James abre los ojos y se vuelve boca arriba. Me mira desde la almohada. Yo estoy incorporada sobre un codo, no demasiado cómoda.

—Es tarde. —Se le cierran los ojos—. No digas cosas raras.

—Y luego está lo del humo de tabaco… ¿Me ha mentido?

Los ojos de James vuelven a abrirse.

—Las hormonas te están ganando la batalla, Claud. Zoe no es espeluznante ni está celosa de ti, y tampoco fuma. Fin del asunto. Solo quería quedarse aquí los fines de semana. Eso podría veniros bien a las dos.

—No estoy segura, James —protesto en voz baja, pero él ya ha vuelto a cerrar los ojos.

Me dejo caer sobre la almohada y vuelvo a repasar la escena mentalmente. Ha sido cuando ha dicho eso de «Hay cosas que no tienen solución». ¿Cuánta tristeza contenían esas palabras? «Parece complicado», le he dicho yo, pero ella no ha querido desvelarme nada más.

—Y entonces ha sido cuando ha alargado el brazo y me ha tocado la barriga, James —le cuento a mi inconsciente marido—. James —repito, más alto—. Te digo que le ha puesto las manos encima a la niña.

James se vuelve otra vez y protesta.

—¿Y qué? —gruñe—. ¿No es eso lo que hacen las mujeres? —Se tapa la cabeza con la almohada.

Tiene razón, claro. Desde que se me nota (y eso no ha sido hasta los cinco meses) atraigo mucha más atención de la que me gustaría. Al principio decidí no contarle a demasiada gente que estaba embarazada, solo a la familia y los amigos más íntimos, aunque también con ellos fui con cuidado. Conociendo mi historial, decepcionar a todo el mundo con un aborto más era una carga de dolor de la que podía prescindir. Ya había aprendido la lección. Además, con una profesión como la mía, la gente está demasiado dispuesta a criticarte por querer ser madre en lugar de dedicarte a hacer simplemente tu trabajo.

—Ha sido la forma, la forma en que me ha tocado, James. Como si… —Me interrumpo y cambio de postura. Estoy cansada. A lo mejor lo que digo no tiene sentido—. Ay, no sé. Pero es que me ha puesto las dos manos aquí —me toco el vientre, aunque él no me está mirando— y las ha dejado mucho más de lo necesario. Me miraba sin pestañear, a los ojos. No me ha gustado.

—Seguro que esperaba una patadita —murmura James.

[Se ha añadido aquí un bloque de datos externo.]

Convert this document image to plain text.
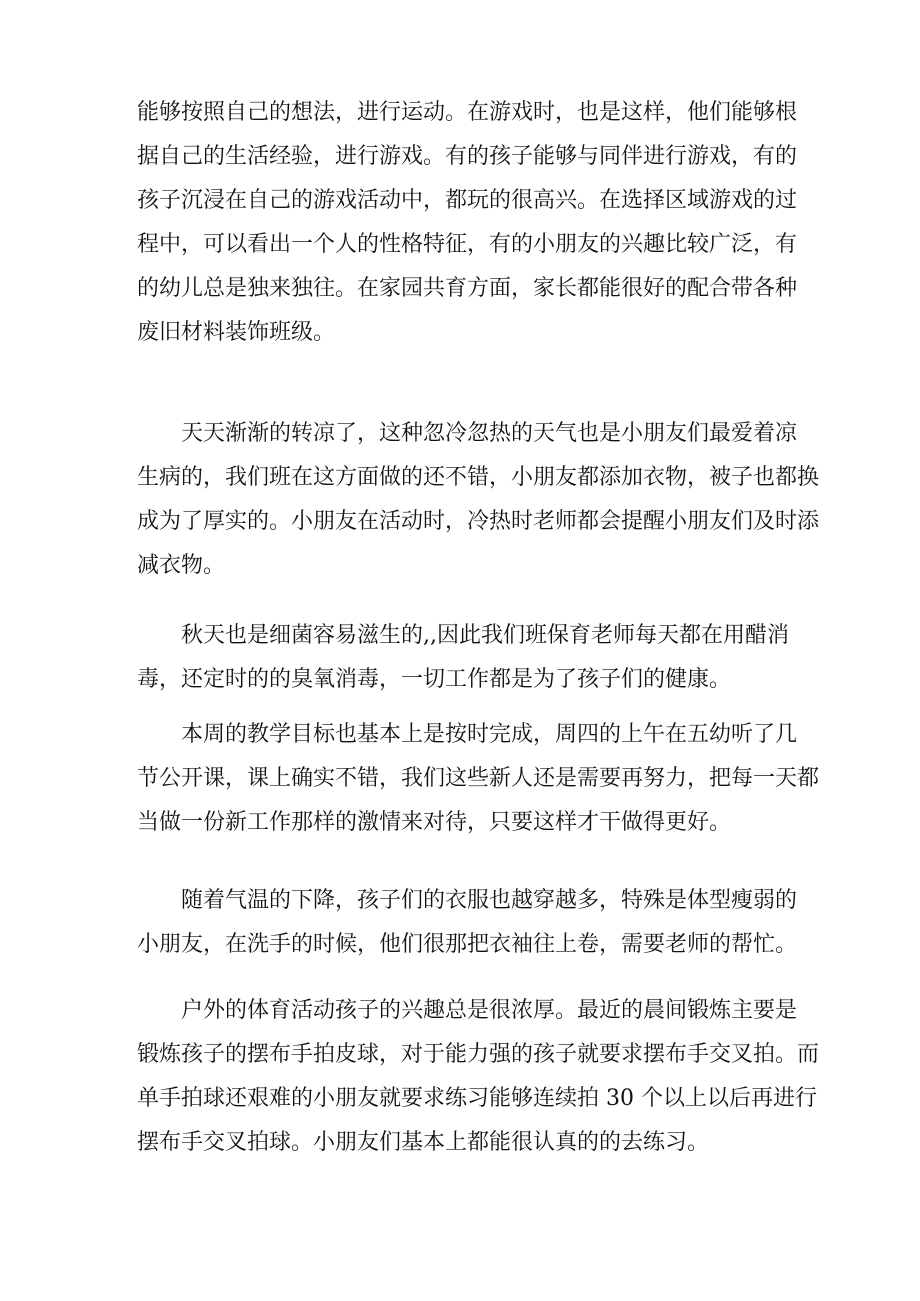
能够按照自己的想法，进行运动。在游戏时，也是这样，他们能够根
据自己的生活经验，进行游戏。有的孩子能够与同伴进行游戏，有的
孩子沉浸在自己的游戏活动中，都玩的很高兴。在选择区域游戏的过
程中，可以看出一个人的性格特征，有的小朋友的兴趣比较广泛，有
的幼儿总是独来独往。在家园共育方面，家长都能很好的配合带各种
废旧材料装饰班级。

天天渐渐的转凉了，这种忽冷忽热的天气也是小朋友们最爱着凉
生病的，我们班在这方面做的还不错，小朋友都添加衣物，被子也都换
成为了厚实的。小朋友在活动时，冷热时老师都会提醒小朋友们及时添
减衣物。

秋天也是细菌容易滋生的,,因此我们班保育老师每天都在用醋消
毒，还定时的的臭氧消毒，一切工作都是为了孩子们的健康。

本周的教学目标也基本上是按时完成，周四的上午在五幼听了几
节公开课，课上确实不错，我们这些新人还是需要再努力，把每一天都
当做一份新工作那样的激情来对待，只要这样才干做得更好。

随着气温的下降，孩子们的衣服也越穿越多，特殊是体型瘦弱的
小朋友，在洗手的时候，他们很那把衣袖往上卷，需要老师的帮忙。

户外的体育活动孩子的兴趣总是很浓厚。最近的晨间锻炼主要是
锻炼孩子的摆布手拍皮球，对于能力强的孩子就要求摆布手交叉拍。而
单手拍球还艰难的小朋友就要求练习能够连续拍 30 个以上以后再进行
摆布手交叉拍球。小朋友们基本上都能很认真的的去练习。
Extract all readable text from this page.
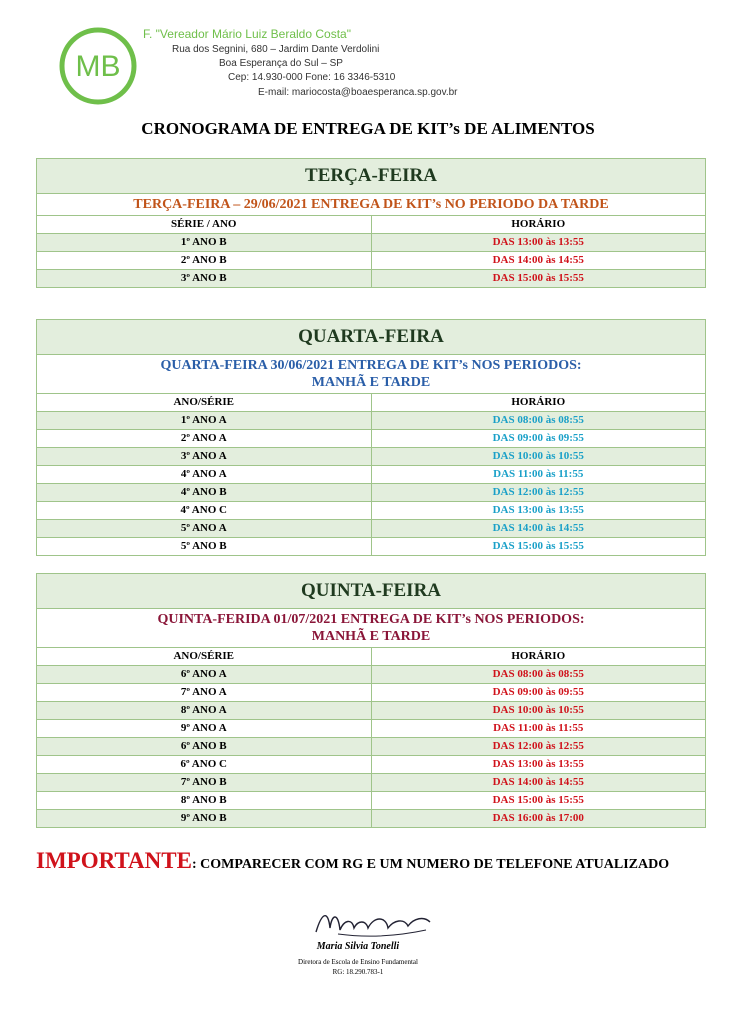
MB
F. "Vereador Mário Luiz Beraldo Costa"
Rua dos Segnini, 680 – Jardim Dante Verdolini
Boa Esperança do Sul – SP
Cep: 14.930-000 Fone: 16 3346-5310
E-mail: mariocosta@boaesperanca.sp.gov.br
CRONOGRAMA DE ENTREGA DE KIT’s DE ALIMENTOS
TERÇA-FEIRA
TERÇA-FEIRA – 29/06/2021 ENTREGA DE KIT’s NO PERIODO DA TARDE
SÉRIE / ANO	HORÁRIO
1º ANO B	DAS 13:00 às 13:55
2º ANO B	DAS 14:00 às 14:55
3º ANO B	DAS 15:00 às 15:55
QUARTA-FEIRA
QUARTA-FEIRA 30/06/2021 ENTREGA DE KIT’s NOS PERIODOS:
MANHÃ E TARDE
ANO/SÉRIE	HORÁRIO
1º ANO A	DAS 08:00 às 08:55
2º ANO A	DAS 09:00 às 09:55
3º ANO A	DAS 10:00 às 10:55
4º ANO A	DAS 11:00 às 11:55
4º ANO B	DAS 12:00 às 12:55
4º ANO C	DAS 13:00 às 13:55
5º ANO A	DAS 14:00 às 14:55
5º ANO B	DAS 15:00 às 15:55
QUINTA-FEIRA
QUINTA-FERIDA 01/07/2021 ENTREGA DE KIT’s NOS PERIODOS:
MANHÃ E TARDE
ANO/SÉRIE	HORÁRIO
6º ANO A	DAS 08:00 às 08:55
7º ANO A	DAS 09:00 às 09:55
8º ANO A	DAS 10:00 às 10:55
9º ANO A	DAS 11:00 às 11:55
6º ANO B	DAS 12:00 às 12:55
6º ANO C	DAS 13:00 às 13:55
7º ANO B	DAS 14:00 às 14:55
8º ANO B	DAS 15:00 às 15:55
9º ANO B	DAS 16:00 às 17:00
IMPORTANTE: COMPARECER COM RG E UM NUMERO DE TELEFONE ATUALIZADO
Maria Silvia Tonelli
Diretora de Escola de Ensino Fundamental
RG: 18.290.783-1
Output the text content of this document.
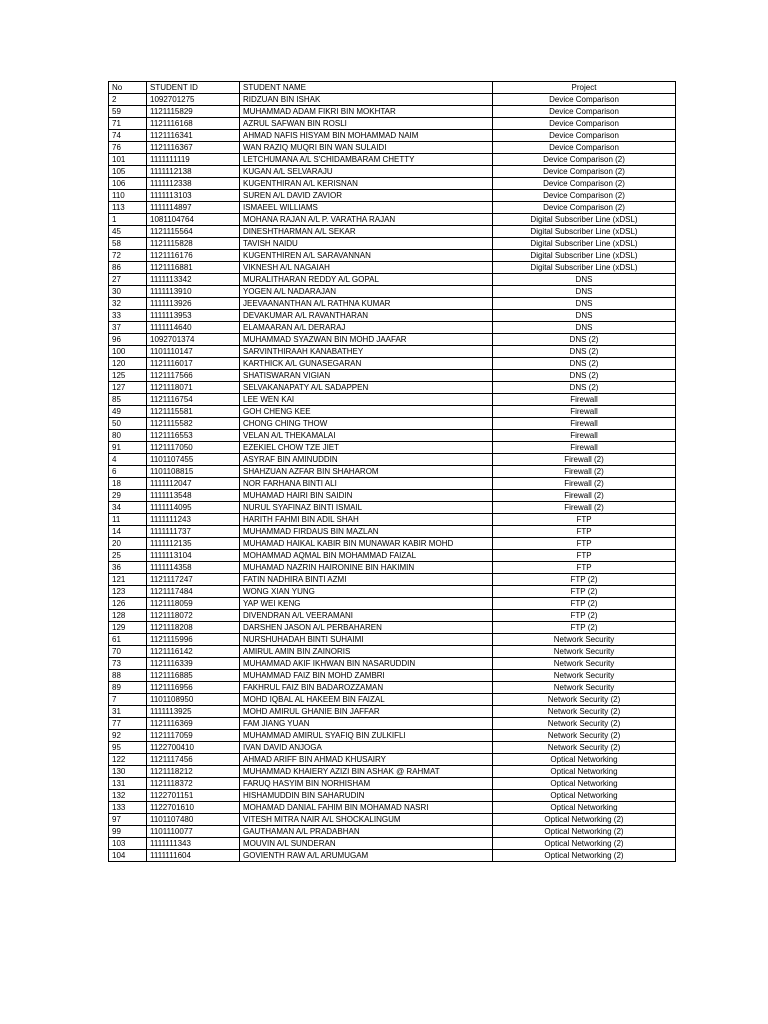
No	STUDENT ID	STUDENT NAME	Project
2	1092701275	RIDZUAN BIN ISHAK	Device Comparison
59	1121115829	MUHAMMAD ADAM FIKRI BIN MOKHTAR	Device Comparison
71	1121116168	AZRUL SAFWAN BIN ROSLI	Device Comparison
74	1121116341	AHMAD NAFIS HISYAM BIN MOHAMMAD NAIM	Device Comparison
76	1121116367	WAN RAZIQ MUQRI BIN WAN SULAIDI	Device Comparison
101	1111111119	LETCHUMANA A/L S'CHIDAMBARAM CHETTY	Device Comparison (2)
105	1111112138	KUGAN A/L SELVARAJU	Device Comparison (2)
106	1111112338	KUGENTHIRAN A/L KERISNAN	Device Comparison (2)
110	1111113103	SUREN A/L DAVID ZAVIOR	Device Comparison (2)
113	1111114897	ISMAEEL WILLIAMS	Device Comparison (2)
1	1081104764	MOHANA RAJAN A/L P. VARATHA RAJAN	Digital Subscriber Line (xDSL)
45	1121115564	DINESHTHARMAN A/L SEKAR	Digital Subscriber Line (xDSL)
58	1121115828	TAVISH NAIDU	Digital Subscriber Line (xDSL)
72	1121116176	KUGENTHIREN A/L SARAVANNAN	Digital Subscriber Line (xDSL)
86	1121116881	VIKNESH A/L NAGAIAH	Digital Subscriber Line (xDSL)
27	1111113342	MURALITHARAN REDDY A/L GOPAL	DNS
30	1111113910	YOGEN A/L NADARAJAN	DNS
32	1111113926	JEEVAANANTHAN A/L RATHNA KUMAR	DNS
33	1111113953	DEVAKUMAR A/L RAVANTHARAN	DNS
37	1111114640	ELAMAARAN A/L DERARAJ	DNS
96	1092701374	MUHAMMAD SYAZWAN BIN MOHD JAAFAR	DNS (2)
100	1101110147	SARVINTHIRAAH KANABATHEY	DNS (2)
120	1121116017	KARTHICK A/L GUNASEGARAN	DNS (2)
125	1121117566	SHATISWARAN VIGIAN	DNS (2)
127	1121118071	SELVAKANAPATY A/L SADAPPEN	DNS (2)
85	1121116754	LEE WEN KAI	Firewall
49	1121115581	GOH CHENG KEE	Firewall
50	1121115582	CHONG CHING THOW	Firewall
80	1121116553	VELAN A/L THEKAMALAI	Firewall
91	1121117050	EZEKIEL CHOW TZE JIET	Firewall
4	1101107455	ASYRAF BIN AMINUDDIN	Firewall (2)
6	1101108815	SHAHZUAN AZFAR BIN SHAHAROM	Firewall (2)
18	1111112047	NOR FARHANA BINTI ALI	Firewall (2)
29	1111113548	MUHAMAD HAIRI BIN SAIDIN	Firewall (2)
34	1111114095	NURUL SYAFINAZ BINTI ISMAIL	Firewall (2)
11	1111111243	HARITH FAHMI BIN ADIL SHAH	FTP
14	1111111737	MUHAMMAD FIRDAUS BIN MAZLAN	FTP
20	1111112135	MUHAMAD HAIKAL KABIR BIN MUNAWAR KABIR MOHD	FTP
25	1111113104	MOHAMMAD AQMAL BIN MOHAMMAD FAIZAL	FTP
36	1111114358	MUHAMAD NAZRIN HAIRONINE BIN HAKIMIN	FTP
121	1121117247	FATIN NADHIRA BINTI AZMI	FTP (2)
123	1121117484	WONG XIAN YUNG	FTP (2)
126	1121118059	YAP WEI KENG	FTP (2)
128	1121118072	DIVENDRAN A/L VEERAMANI	FTP (2)
129	1121118208	DARSHEN JASON A/L PERBAHAREN	FTP (2)
61	1121115996	NURSHUHADAH BINTI SUHAIMI	Network Security
70	1121116142	AMIRUL AMIN BIN ZAINORIS	Network Security
73	1121116339	MUHAMMAD AKIF IKHWAN BIN NASARUDDIN	Network Security
88	1121116885	MUHAMMAD FAIZ BIN MOHD ZAMBRI	Network Security
89	1121116956	FAKHRUL FAIZ BIN BADAROZZAMAN	Network Security
7	1101108950	MOHD IQBAL AL HAKEEM BIN FAIZAL	Network Security (2)
31	1111113925	MOHD AMIRUL GHANIE BIN JAFFAR	Network Security (2)
77	1121116369	FAM JIANG YUAN	Network Security (2)
92	1121117059	MUHAMMAD AMIRUL SYAFIQ BIN ZULKIFLI	Network Security (2)
95	1122700410	IVAN DAVID ANJOGA	Network Security (2)
122	1121117456	AHMAD ARIFF BIN AHMAD KHUSAIRY	Optical Networking
130	1121118212	MUHAMMAD KHAIERY AZIZI BIN ASHAK @ RAHMAT	Optical Networking
131	1121118372	FARUQ HASYIM BIN NORHISHAM	Optical Networking
132	1122701151	HISHAMUDDIN BIN SAHARUDIN	Optical Networking
133	1122701610	MOHAMAD DANIAL FAHIM BIN MOHAMAD NASRI	Optical Networking
97	1101107480	VITESH MITRA NAIR A/L SHOCKALINGUM	Optical Networking (2)
99	1101110077	GAUTHAMAN A/L PRADABHAN	Optical Networking (2)
103	1111111343	MOUVIN A/L SUNDERAN	Optical Networking (2)
104	1111111604	GOVIENTH RAW A/L ARUMUGAM	Optical Networking (2)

—A lo mejor —concedo con un suspiro—. Estoy cansada. Me voy a la cama. —Le doy un beso en la cabeza y me marcho a la habitación de invitados. Los dos descansaremos mejor así.

En cuanto me he lavado los dientes y estoy ya tumbada en la cama, con un calor horrible aunque he abierto la ventana un par de centímetros, le doy vueltas a la parte que no le he contado a James; la parte que, por un breve segundo, ha hecho que me diera un vuelco el corazón.

«Qué suerte tienes —me ha dicho, con las manos apretadas contra mí y los ojos llenos de lágrimas anegándose en ese gris profundo—. Qué suerte tienes de estar embarazada».